LTS and release methodology

Evan eapache at
Mon Jul 7 17:45:04 UTC 2008

On Mon, Jul 7, 2008 at 1:04 PM, Matt Zimmerman <mdz at> wrote:

> On Mon, Jul 07, 2008 at 10:43:44AM -0500, Luke L wrote:
>> Considerations for an LTS
>> One idea to prevent such a rush of higher version numbers and new gadgets
>> from breaking a distro is to use a "STS" release as an LTS. For example,
>> Freeze the software versions in 7.10 for use in 8.04, and work on fixing
>> every error reported in those 6 months before the LTS release. This would
>> allow the "beta" of the LTS to be based on an official release, with the
>> testing and feedback of every user of the OS. This would next apply to the
>> 9.04 release, in preparation for the 9.10 LTS (assuming Ubuntu keeps its
>> 6-18 month dev cycle).
>> This solution may seem extreme for a distribution on the "bleeding edge",
>> but if Ubuntu plans to get respect in the mainstream, a balance must be
>> found between development and stability.
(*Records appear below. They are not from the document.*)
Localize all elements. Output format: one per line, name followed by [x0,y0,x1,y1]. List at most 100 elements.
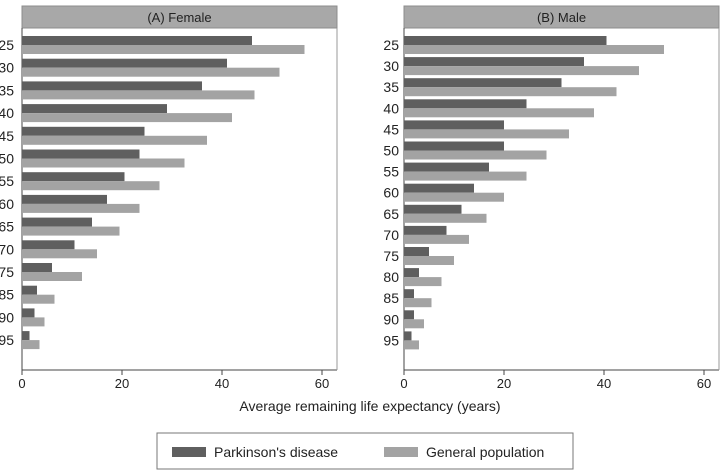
y-category-label: 30 [383,58,399,74]
parkinsons-bar [22,58,227,68]
panel-title-strip [21,5,338,29]
general-population-bar [22,90,255,100]
general-population-bar [22,294,55,304]
general-population-bar [22,249,97,259]
parkinsons-bar [404,331,412,341]
x-tick-label: 60 [697,376,711,391]
parkinsons-bar [404,141,504,151]
y-category-label: 90 [0,309,14,325]
parkinsons-bar [404,99,527,109]
general-population-bar [404,129,569,139]
parkinsons-bar [22,149,140,159]
legend-swatch-general-population [384,447,418,457]
general-population-bar [404,66,639,76]
x-tick-label: 0 [400,376,407,391]
legend-entry-label: Parkinson's disease [214,444,338,460]
y-category-label: 40 [383,100,399,116]
y-category-label: 30 [0,60,14,76]
general-population-bar [22,158,185,168]
x-axis-label: Average remaining life expectancy (years… [239,398,500,414]
y-category-label: 95 [383,332,399,348]
general-population-bar [22,135,207,145]
parkinsons-bar [404,268,419,278]
parkinsons-bar [22,81,202,91]
legend-box [156,432,574,470]
y-category-label: 60 [383,185,399,201]
y-category-label: 85 [0,287,14,303]
x-tick-label: 60 [315,376,329,391]
parkinsons-bar [22,126,145,136]
general-population-bar [22,340,40,350]
general-population-bar [404,319,424,329]
general-population-bar [404,108,594,118]
general-population-bar [404,87,617,97]
general-population-bar [404,213,487,223]
panel-title: (A) Female [147,10,211,25]
parkinsons-bar [404,162,489,172]
parkinsons-bar [22,331,30,341]
y-category-label: 35 [383,79,399,95]
y-category-label: 50 [383,143,399,159]
y-category-label: 45 [0,128,14,144]
general-population-bar [404,150,547,160]
general-population-bar [22,45,305,54]
y-category-label: 50 [0,151,14,167]
parkinsons-bar [404,120,504,130]
parkinsons-bar [404,78,562,88]
x-tick-label: 20 [115,376,129,391]
parkinsons-bar [22,172,125,182]
x-tick-label: 40 [597,376,611,391]
y-category-label: 80 [383,269,399,285]
general-population-bar [404,298,432,308]
panel-title: (B) Male [537,10,586,25]
parkinsons-bar [22,194,107,204]
x-tick-label: 20 [497,376,511,391]
y-category-label: 35 [0,82,14,98]
parkinsons-bar [22,36,252,45]
chart-panel-female: (A) Female 0 20 40 60 25 30 35 40 45 50 55 60 65 70 75 8… [0,5,338,391]
general-population-bar [404,277,442,287]
general-population-bar [404,45,664,54]
parkinsons-bar [404,204,462,214]
parkinsons-bar [22,285,37,295]
parkinsons-bar [22,263,52,272]
y-category-label: 95 [0,332,14,348]
legend-entry-label: General population [426,444,544,460]
panel-title-strip [403,5,720,29]
y-category-label: 75 [0,264,14,280]
general-population-bar [404,192,504,202]
parkinsons-bar [404,183,474,193]
parkinsons-bar [404,247,429,256]
y-category-label: 90 [383,311,399,327]
general-population-bar [22,317,45,327]
y-category-label: 55 [0,173,14,189]
chart-panel-male: (B) Male 0 20 40 60 25 30 35 40 45 50 55 60 65 70 75 80 8… [383,5,720,391]
general-population-bar [22,113,232,123]
general-population-bar [404,171,527,181]
parkinsons-bar [404,225,447,235]
y-category-label: 85 [383,290,399,306]
x-tick-label: 40 [215,376,229,391]
parkinsons-bar [404,310,414,320]
parkinsons-bar [404,289,414,299]
parkinsons-bar [22,217,92,227]
y-category-label: 25 [383,37,399,53]
general-population-bar [22,226,120,236]
parkinsons-bar [404,57,584,67]
y-category-label: 70 [0,241,14,257]
y-category-label: 25 [0,37,14,53]
general-population-bar [22,203,140,213]
parkinsons-bar [22,104,167,114]
y-category-label: 60 [0,196,14,212]
y-category-label: 65 [0,219,14,235]
general-population-bar [22,272,82,281]
general-population-bar [404,340,419,350]
y-category-label: 40 [0,105,14,121]
legend: Parkinson's disease General population [156,432,574,470]
y-category-label: 70 [383,227,399,243]
parkinsons-bar [22,240,75,250]
y-category-label: 55 [383,164,399,180]
y-category-label: 75 [383,248,399,264]
parkinsons-bar [404,36,607,45]
general-population-bar [404,234,469,244]
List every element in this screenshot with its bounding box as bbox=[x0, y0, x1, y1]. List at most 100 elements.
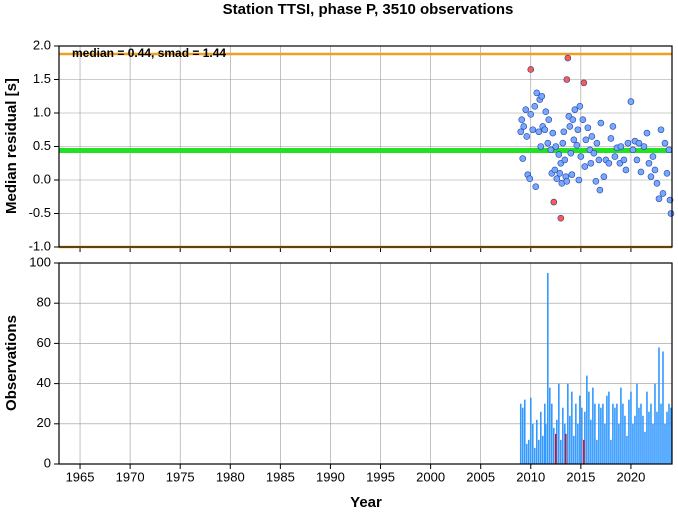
point bbox=[519, 155, 527, 162]
bar bbox=[544, 423, 547, 464]
bar bbox=[551, 403, 553, 464]
point bbox=[596, 186, 604, 194]
bar bbox=[666, 411, 668, 464]
point bbox=[647, 173, 655, 180]
point bbox=[569, 116, 577, 123]
y-tick-label: 1.0 bbox=[33, 104, 51, 119]
bar bbox=[648, 411, 650, 464]
point bbox=[622, 166, 630, 174]
bar bbox=[592, 387, 594, 464]
point bbox=[549, 129, 557, 137]
x-tick-label: 2020 bbox=[616, 469, 645, 484]
point bbox=[552, 143, 560, 150]
point bbox=[635, 139, 643, 147]
bar bbox=[606, 395, 608, 464]
point bbox=[563, 178, 571, 185]
bar bbox=[525, 443, 528, 464]
point bbox=[517, 128, 525, 136]
bar bbox=[610, 439, 612, 464]
point bbox=[593, 139, 601, 147]
y-tick-label: 80 bbox=[37, 295, 51, 310]
point bbox=[555, 151, 563, 158]
point bbox=[544, 139, 552, 147]
point bbox=[523, 133, 531, 140]
bar bbox=[600, 407, 602, 464]
point bbox=[529, 126, 537, 134]
bar bbox=[622, 403, 624, 464]
bar bbox=[546, 273, 549, 464]
point bbox=[574, 126, 582, 134]
point bbox=[561, 156, 569, 164]
point bbox=[557, 214, 565, 222]
bar bbox=[521, 407, 524, 464]
point bbox=[640, 143, 648, 150]
point bbox=[545, 116, 553, 123]
point bbox=[624, 139, 632, 147]
point bbox=[575, 176, 583, 184]
y-tick-label: 0.0 bbox=[33, 171, 51, 186]
point bbox=[645, 159, 653, 167]
point bbox=[581, 163, 589, 170]
point bbox=[637, 168, 645, 176]
bar bbox=[634, 415, 636, 464]
bar bbox=[614, 407, 616, 464]
point bbox=[663, 170, 671, 177]
bar bbox=[564, 423, 566, 464]
plot-frame bbox=[58, 45, 673, 248]
y-tick-label: 20 bbox=[37, 415, 51, 430]
bar bbox=[628, 399, 630, 464]
point bbox=[518, 116, 526, 123]
point bbox=[553, 175, 561, 182]
bar bbox=[535, 419, 538, 464]
point bbox=[597, 119, 605, 127]
point bbox=[556, 170, 564, 177]
x-tick-label: 1970 bbox=[116, 469, 145, 484]
point bbox=[520, 123, 528, 130]
point bbox=[580, 79, 588, 87]
y-tick-label: 2.0 bbox=[33, 37, 51, 52]
point bbox=[567, 149, 575, 157]
point bbox=[629, 146, 637, 154]
bar bbox=[646, 391, 648, 464]
bar bbox=[644, 431, 646, 464]
point bbox=[659, 190, 667, 197]
bar bbox=[581, 407, 583, 464]
y-tick-label: -1.0 bbox=[29, 238, 51, 253]
bar bbox=[590, 419, 592, 464]
x-tick-label: 2000 bbox=[416, 469, 445, 484]
bar bbox=[583, 439, 585, 464]
bar bbox=[539, 411, 542, 464]
point bbox=[643, 129, 651, 137]
x-tick-label: 1975 bbox=[166, 469, 195, 484]
point bbox=[590, 149, 598, 157]
bar bbox=[656, 411, 658, 464]
point bbox=[611, 153, 619, 160]
plot-frame bbox=[58, 262, 673, 465]
point bbox=[587, 159, 595, 167]
point bbox=[633, 156, 641, 164]
point bbox=[568, 171, 576, 178]
bar bbox=[608, 391, 610, 464]
x-tick-label: 1985 bbox=[266, 469, 295, 484]
point bbox=[649, 153, 657, 160]
x-tick-label: 1990 bbox=[316, 469, 345, 484]
point bbox=[592, 178, 600, 185]
point bbox=[551, 166, 559, 174]
bar bbox=[586, 375, 588, 464]
bar bbox=[596, 439, 598, 464]
x-tick-label: 2015 bbox=[566, 469, 595, 484]
bar bbox=[556, 419, 558, 464]
bar bbox=[562, 407, 564, 464]
bar bbox=[664, 423, 666, 464]
bar bbox=[652, 423, 654, 464]
x-tick-label: 2005 bbox=[466, 469, 495, 484]
point bbox=[620, 156, 628, 164]
point bbox=[559, 139, 567, 147]
bar bbox=[612, 403, 614, 464]
bar bbox=[523, 399, 526, 464]
point bbox=[576, 103, 584, 110]
bar bbox=[555, 433, 557, 464]
bar bbox=[519, 403, 522, 464]
bar bbox=[616, 403, 618, 464]
point bbox=[657, 126, 665, 134]
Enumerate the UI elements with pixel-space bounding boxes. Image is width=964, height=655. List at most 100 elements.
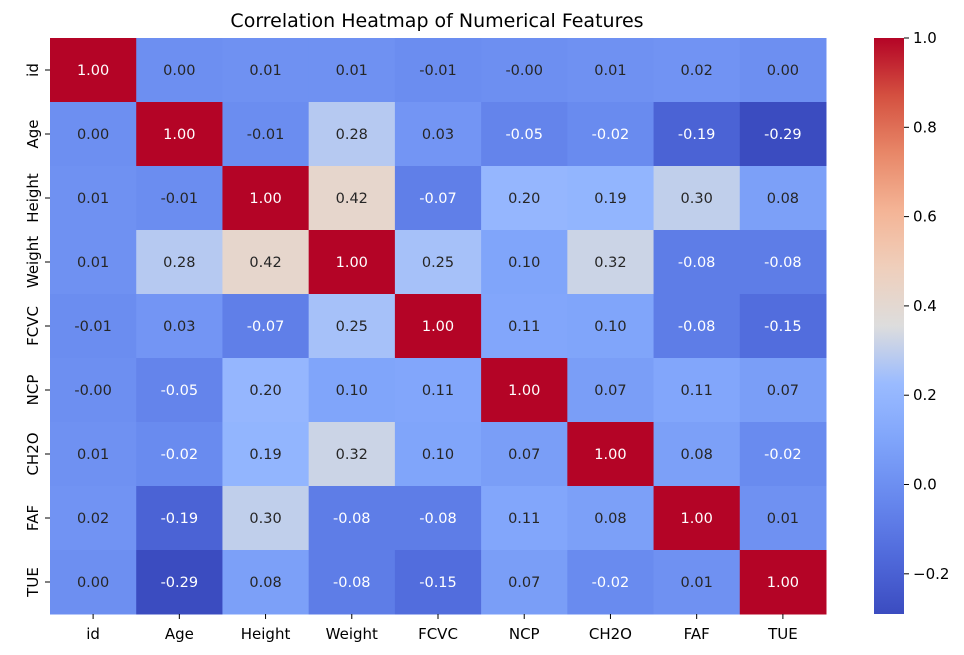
heatmap-cell: [394, 166, 482, 231]
colorbar-tick-label: 0.4: [913, 297, 937, 315]
cell-value-label: 1.00: [594, 447, 626, 463]
cell-value-label: 0.20: [508, 191, 540, 207]
y-tick-label: TUE: [24, 567, 42, 598]
heatmap-cell: [50, 166, 137, 231]
cell-value-label: -0.08: [764, 255, 802, 271]
colorbar-tick-label: 0.6: [913, 208, 937, 226]
heatmap-cell: [394, 550, 482, 615]
heatmap-cell: [653, 38, 741, 103]
cell-value-label: 0.11: [422, 383, 454, 399]
heatmap-cell: [136, 166, 223, 231]
y-tick-label: FAF: [24, 505, 42, 531]
heatmap-cell: [50, 294, 137, 359]
colorbar-tick-label: −0.2: [913, 565, 949, 583]
heatmap-cell: [222, 486, 310, 551]
heatmap-cell: [481, 102, 568, 167]
heatmap-cell: [136, 422, 223, 487]
cell-value-label: 1.00: [163, 127, 195, 143]
y-axis: id Age Height Weight FCVC NCP CH2O FAF TUE: [24, 63, 50, 598]
cell-value-label: 0.07: [508, 447, 540, 463]
colorbar-tick-label: 0.8: [913, 118, 937, 136]
heatmap-cell: [739, 102, 827, 167]
heatmap-cell: [308, 486, 396, 551]
heatmap-cell: [567, 486, 655, 551]
cell-value-label: -0.01: [161, 191, 199, 207]
heatmap-cell: [653, 358, 741, 423]
cell-value-label: 0.01: [249, 63, 281, 79]
heatmap-cell: [222, 422, 310, 487]
cell-value-label: 1.00: [767, 575, 799, 591]
cell-value-label: 0.01: [336, 63, 368, 79]
cell-value-label: -0.07: [247, 319, 285, 335]
y-tick-label: id: [24, 63, 42, 77]
x-tick-label: FCVC: [418, 625, 458, 643]
heatmap-cell: [481, 230, 568, 295]
cell-value-label: 1.00: [422, 319, 454, 335]
colorbar-tick-label: 0.0: [913, 476, 937, 494]
cell-value-label: 0.00: [77, 575, 109, 591]
cell-value-label: -0.29: [161, 575, 199, 591]
cell-value-label: -0.08: [333, 575, 371, 591]
cell-value-label: 0.00: [163, 63, 195, 79]
heatmap-cell: [481, 294, 568, 359]
cell-value-label: 0.08: [767, 191, 799, 207]
cell-value-label: -0.15: [764, 319, 802, 335]
heatmap-cell: [394, 486, 482, 551]
x-tick-label: Weight: [326, 625, 378, 643]
heatmap-cell: [136, 230, 223, 295]
cell-value-label: 0.01: [594, 63, 626, 79]
heatmap-cell: [222, 230, 310, 295]
cell-value-label: -0.05: [161, 383, 199, 399]
cell-value-label: 0.10: [594, 319, 626, 335]
cell-value-label: -0.29: [764, 127, 802, 143]
heatmap-cell: [136, 102, 223, 167]
heatmap-cell: [50, 550, 137, 615]
cell-value-label: -0.08: [678, 255, 716, 271]
cell-value-label: 0.01: [681, 575, 713, 591]
heatmap-cell: [308, 102, 396, 167]
heatmap-cell: [481, 38, 568, 103]
y-tick-label: Height: [24, 173, 42, 223]
cell-value-label: 0.42: [249, 255, 281, 271]
cell-value-label: 0.01: [77, 447, 109, 463]
heatmap-cell: [653, 294, 741, 359]
heatmap-cell: [739, 166, 827, 231]
heatmap-cell: [50, 38, 137, 103]
cell-value-label: 0.00: [77, 127, 109, 143]
cell-value-label: -0.01: [419, 63, 457, 79]
heatmap-cell: [739, 230, 827, 295]
cell-value-label: -0.05: [505, 127, 543, 143]
heatmap-cell: [308, 550, 396, 615]
heatmap-cell: [481, 166, 568, 231]
heatmap-cell: [50, 422, 137, 487]
heatmap-cell: [394, 358, 482, 423]
cell-value-label: -0.07: [419, 191, 457, 207]
heatmap-cell: [136, 486, 223, 551]
heatmap-cell: [481, 358, 568, 423]
heatmap-cell: [308, 38, 396, 103]
heatmap-cell: [308, 166, 396, 231]
heatmap-cell: [739, 550, 827, 615]
heatmap-cell: [222, 102, 310, 167]
cell-value-label: -0.08: [419, 511, 457, 527]
heatmap-cell: [308, 230, 396, 295]
cell-value-label: 1.00: [336, 255, 368, 271]
cell-value-label: -0.02: [592, 127, 630, 143]
heatmap-cell: [653, 550, 741, 615]
x-tick-label: FAF: [684, 625, 710, 643]
x-tick-label: NCP: [509, 625, 540, 643]
heatmap-cell: [50, 486, 137, 551]
cell-value-label: -0.01: [247, 127, 285, 143]
cell-value-label: 0.10: [422, 447, 454, 463]
y-tick-label: CH2O: [24, 432, 42, 475]
heatmap-cell: [567, 294, 655, 359]
heatmap-cell: [50, 230, 137, 295]
heatmap-cell: [481, 486, 568, 551]
cell-value-label: 0.03: [163, 319, 195, 335]
heatmap-cells: [50, 38, 827, 615]
cell-value-label: 0.07: [594, 383, 626, 399]
heatmap-cell: [394, 38, 482, 103]
cell-value-label: 1.00: [249, 191, 281, 207]
heatmap-cell: [739, 358, 827, 423]
colorbar-ticks: 1.0 0.8 0.6 0.4 0.2 0.0 −0.2: [904, 29, 949, 583]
Currently, that balance is too far
>> toward the former.
> This is a very difficult balance to strike, and we have considered many
> approaches (including the one you describe above).  None of them are
> perfect, and the tradeoffs are complex.

I would propose a compromise between the current LTS pattern and the
proposed bug-fix only pattern: maintain the current upstream merge, but add
no new packages. That way newer software is still in the repositories (and
thus supported upstream for the longest time possible), but the more
intrepid changes (ex: pulseaudio) are dropped. Users get a system that is
still up-to-date, and developers get much more time to fix bugs.

Decisions would have to be made on an individual basis for packages that are
officially discontinued upstream in favour of newer implementations.